Before Deployment

This chapter describes best practices that you perform before DirX Audit is installed and deployed, mostly in the audited products.

Controlling the Number and Size of Audit Events

The number of audit events and their content are the most important factors that affect the size of the database for audit events. Minimizing their number and size supports performance and allows you to keep the events in the DirX Audit Database for a longer time.

Controlling Audit Events in DirX Identity

You use the audit policies of a DirX Identity domain to control the audit events and their content. Use Audit Policies in the Audit Trail folder of the Auditing view in DirX Identity’s Provisioning view group to manage these policies.

An audit policy must be active for each entry type to be audited. The entries are identified either by their object description name for service layer components or by LDAP object class and optionally dxrType. Each object requires an audit object type. Please do not change the default types! They are evaluated in subsequent processes; for example, to calculate the digest, which is a business summary of the audit event.

The list of audited attributes controls when an audit event is produced: always when one of these attributes has been changed. If none of these attributes is changed, no event is generated.

When an event is produced, the list of identifying attributes is always entered into the event. Identifying attributes help to:

  • Display a recognizable name for the entry in DirX Audit Manager’s Audit analysis and in reports. For example, the surname and given name of a user or account. On the other hand, you should pay attention to personal data protection and consider an appropriate pseudonym like a corporate user identifier as an option.

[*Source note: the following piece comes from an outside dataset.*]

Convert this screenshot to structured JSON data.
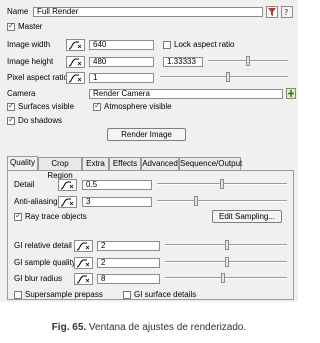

  • Categorize the entry; for example, that it is an organizational unit.

Fewer audited entries, fewer audited attributes and fewer identifying attributes reduce the total size of the DirX Audit Database.

The above audit policies apply when entries in the DirX Identity Store are changed. They do not apply to changes in connected systems by the Provisioning workflows. They write audit events only when the flag “Write Audit Log” is set for the controller of the join activity of the workflow. As lot of the attributes in the connected systems are different, only a standard set of identifying attributes can be inserted into an audit event and only if its attributes contain these standard names.

Please also pay attention to the channel names of the Provisioning workflows. They are used as the audit object type in the audit event, so they appear, for example, as dimension values in charts next to the standard types like user, role, account, and group. As mentioned before, they also affect the digest generation. This is especially important for accounts and groups. The channel names in the Provisioning workflow configuration should at least contain the string “account” or “group” respectively.

Controlling Audit Events in DirX Access

Use DirX Access Manager’s Audit Service configuration section to control the number of audit events produced by DirX Access. You can configure the auditing subsystem to push a substantial number of audit events to auditing sinks. Carefully consider individual auditing levels based on the planned server characteristics and the expected audit messages usage.

For more information, see “Auditing” in the DirX Access Administration Guide.

Managing History Entries

DirX Identity entries and their changes are synchronized together with validity timestamps to the DirX Audit History Database by History Synchronization jobs that run as scheduled jobs on the DirX Audit Server. There are three aspects relevant to managing these jobs:

  • Managing the number of history entries, history entry types, and attributes stored in the DirX Audit History Database

  • Managing the mapping of synchronized attributes to DirX Audit History Database tables

  • Managing the scheduling of the jobs

Controlling Database Size

You must decide which entry types and which of their attribute types are stored in the DirX Audit History Database. Note that invalidated entries and invalidated attribute values remain in the DirX Audit History Database even after they have been deleted from the DirX Identity domain; they receive a VALID_TO timestamp to indicate the end of their lifetime.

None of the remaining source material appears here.